International freedom of navigation has been a first-rank principle for so long that it is hard to think of a time when it has been so disrupted. That was the case before the US and UK launched air strikes against targets across Yemen late last week, and it remains the outlook from today.
The world’s “chokepoints” have always posed a risk to global trade.
It is well known there are two vital canals, Panama and Suez, and three great bottlenecks: Malacca Strait, Bab Al Mandeb and the Black Sea approaches through Turkey. The latter is unusual in that the Montreux Convention of 1936 grants powers to Ankara to restrict naval movement through the Bosphorus.
The right of free movement is unalloyed in the Red Sea, with the global economy having been built up on this foundational pillar. But the deterioration in the situation in the littoral states beyond the entrance to the Red Sea has caught the world off guard.

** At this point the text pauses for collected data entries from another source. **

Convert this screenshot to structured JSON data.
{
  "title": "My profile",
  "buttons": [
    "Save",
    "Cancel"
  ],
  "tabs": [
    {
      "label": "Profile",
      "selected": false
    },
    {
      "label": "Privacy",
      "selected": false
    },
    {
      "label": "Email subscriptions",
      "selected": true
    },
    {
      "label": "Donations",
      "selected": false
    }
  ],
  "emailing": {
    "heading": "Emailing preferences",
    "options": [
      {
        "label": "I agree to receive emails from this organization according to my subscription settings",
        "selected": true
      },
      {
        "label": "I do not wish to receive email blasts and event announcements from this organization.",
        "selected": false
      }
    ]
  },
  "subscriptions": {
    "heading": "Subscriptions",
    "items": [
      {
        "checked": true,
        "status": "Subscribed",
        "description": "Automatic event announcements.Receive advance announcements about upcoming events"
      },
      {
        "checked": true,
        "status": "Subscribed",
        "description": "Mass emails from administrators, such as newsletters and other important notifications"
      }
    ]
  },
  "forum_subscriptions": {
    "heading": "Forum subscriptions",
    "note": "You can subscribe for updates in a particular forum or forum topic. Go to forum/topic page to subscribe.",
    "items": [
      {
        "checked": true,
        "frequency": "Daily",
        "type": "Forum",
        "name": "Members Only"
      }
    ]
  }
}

To ask why the US and UK stepped in last week triggers fundamental issues for those nations. The answer is that it was perfectly predictable, given the dozens of attacks on international shipping since November, that they would do so.
Washington and London would have otherwise lost credibility just as they had in 2013, when US president Barack Obama pulled back from strikes on Syria following alleged chemical weapons attacks by the Assad regime against its own citizens. For its part, UK Parliament rejected its government’s plan to launch attacks on Syria.
The Houthi decision to launch 27 – and counting – missile and drone attacks against ships in the narrow waterway cannot be seen in isolation. It came as Israel fought its way through Gaza, triggering global and regional calls for a ceasefire that have been unheeded. To put the interests of world trade into a balance with the grief and anger over Gaza is one of the most iniquitous situations ever faced.
The air strikes have opened new divisions, with escalation threatening to trump deterrence. With the Israel-Gaza war having just passed 100 days, the rise in tensions is only creating more bloodshed.
For Yemen, a new inflection point is at hand. Hopes had risen in Yemen that the civil war that has raged since the collapse of the National Dialogue Conference in 2014 could be resolved through mediated dialogue with neighbouring Saudi Arabia. No one is closing any doors on that process, but the maelstrom is raging all around those talks.
For Washington and its allies, the preoccupation with the interruption of world trade is explainable through figures. The 10 countries that backed the US-UK strikes in Yemen issued a joint statement defending the “free flow” of international commerce.